TROISIEME MOYEN DE CASSATION

M. [R] fait grief à l'arrêt attaqué d'AVOIR confirmé le jugement du conseil de prud'hommes en ce qu'il l'a débouté de sa demande au titre des heures supplémentaires et des repos compensateurs.

1° ALORS QUE la preuve des heures de travail effectuées n'incombe spécialement à aucune des parties ; qu'en cas de litige relatif à l'existence ou au nombre d'heures de travail accomplies, il appartient au salarié de présenter, à l'appui de sa demande, des éléments suffisamment précis quant aux heures non rémunérées qu'il prétend avoir accomplies afin de permettre à l'employeur, qui assure le contrôle des heures de travail effectuées, d'y répondre utilement en produisant ses propres éléments ; que satisfait à cette exigence le salarié qui produit au soutien de sa demande le décompte hebdomadaire de ses heures de travail ; qu'en retenant que les éléments produits par le salarié n'étaient pas de nature à étayer sa demande au titre des heures supplémentaires et repos compensateurs quand il résultait de ses constatations qu'était versé aux débats un décompte hebdomadaire des heures supplémentaires que le salarié prétendait avoir effectuées entre janvier 2014 et octobre 2015, la cour d'appel n'a pas tiré les conséquences de ses propres constatations et violé l'article L. 3171-4 du code du travail 2° ALORS QUE les juges doivent motiver leurs décisions ; qu'en disant que les éléments produits par le salarié n'étaient pas de nature à étayer sa demande de rappel d'heures supplémentaires sans indiquer les motifs pour lesquels le décompte hebdomadaire des heures supplémentaires que le salarié prétendait avoir effectuées entre janvier 2014 et octobre 2015 ne constituait pas un élément suffisamment précis quant heures non rémunérées qu'il prétendait avoir accomplies, la cour d'appel a violé l'article 455 du code de procédure civile.

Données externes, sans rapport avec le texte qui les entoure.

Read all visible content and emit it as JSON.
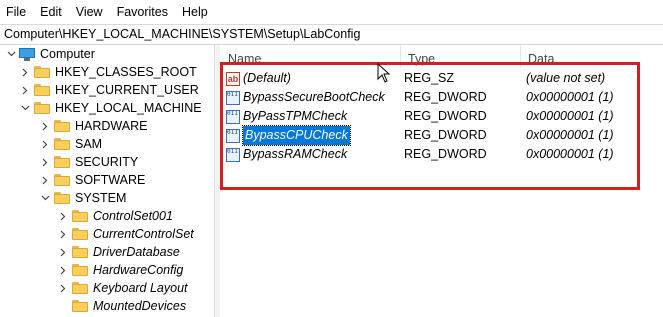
{
  "menu": [
    "File",
    "Edit",
    "View",
    "Favorites",
    "Help"
  ],
  "address": "Computer\\HKEY_LOCAL_MACHINE\\SYSTEM\\Setup\\LabConfig",
  "tree": [
    {
      "label": "Computer",
      "icon": "computer-icon",
      "chevron": "down",
      "level": 0
    },
    {
      "label": "HKEY_CLASSES_ROOT",
      "icon": "folder-icon",
      "chevron": "right",
      "level": 1
    },
    {
      "label": "HKEY_CURRENT_USER",
      "icon": "folder-icon",
      "chevron": "right",
      "level": 1
    },
    {
      "label": "HKEY_LOCAL_MACHINE",
      "icon": "folder-icon",
      "chevron": "down",
      "level": 1
    },
    {
      "label": "HARDWARE",
      "icon": "folder-icon",
      "chevron": "right",
      "level": 2
    },
    {
      "label": "SAM",
      "icon": "folder-icon",
      "chevron": "right",
      "level": 2
    },
    {
      "label": "SECURITY",
      "icon": "folder-icon",
      "chevron": "right",
      "level": 2
    },
    {
      "label": "SOFTWARE",
      "icon": "folder-icon",
      "chevron": "right",
      "level": 2
    },
    {
      "label": "SYSTEM",
      "icon": "folder-icon",
      "chevron": "down",
      "level": 2
    },
    {
      "label": "ControlSet001",
      "icon": "folder-icon",
      "chevron": "right",
      "level": 3
    },
    {
      "label": "CurrentControlSet",
      "icon": "folder-icon",
      "chevron": "right",
      "level": 3
    },
    {
      "label": "DriverDatabase",
      "icon": "folder-icon",
      "chevron": "right",
      "level": 3
    },
    {
      "label": "HardwareConfig",
      "icon": "folder-icon",
      "chevron": "right",
      "level": 3
    },
    {
      "label": "Keyboard Layout",
      "icon": "folder-icon",
      "chevron": "right",
      "level": 3
    },
    {
      "label": "MountedDevices",
      "icon": "folder-icon",
      "chevron": "none",
      "level": 3
    }
  ],
  "columns": {
    "name": "Name",
    "type": "Type",
    "data": "Data"
  },
  "values": [
    {
      "name": "(Default)",
      "type": "REG_SZ",
      "data": "(value not set)",
      "icon": "string-value-icon",
      "selected": false
    },
    {
      "name": "BypassSecureBootCheck",
      "type": "REG_DWORD",
      "data": "0x00000001 (1)",
      "icon": "dword-value-icon",
      "selected": false
    },
    {
      "name": "ByPassTPMCheck",
      "type": "REG_DWORD",
      "data": "0x00000001 (1)",
      "icon": "dword-value-icon",
      "selected": false
    },
    {
      "name": "BypassCPUCheck",
      "type": "REG_DWORD",
      "data": "0x00000001 (1)",
      "icon": "dword-value-icon",
      "selected": true
    },
    {
      "name": "BypassRAMCheck",
      "type": "REG_DWORD",
      "data": "0x00000001 (1)",
      "icon": "dword-value-icon",
      "selected": false
    }
  ],
  "string_icon_text": "ab",
  "dword_icon_text": "011 110",
  "colors": {
    "highlight_box": "#d21f26",
    "selection": "#0078d7"
  }
}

2° ALORS QUE les juges doivent motiver leurs décisions ; qu'en disant que les éléments produits par le salarié n'étaient pas de nature à étayer sa demande de rappel d'heures supplémentaires sans indiquer les motifs pour lesquels le décompte hebdomadaire des heures supplémentaires que le salarié prétendait avoir effectuées entre janvier 2014 et octobre 2015 ne constituait pas un élément suffisamment précis quant heures non rémunérées qu'il prétendait avoir accomplies, la cour d'appel a violé l'article 455 du code de procédure civile.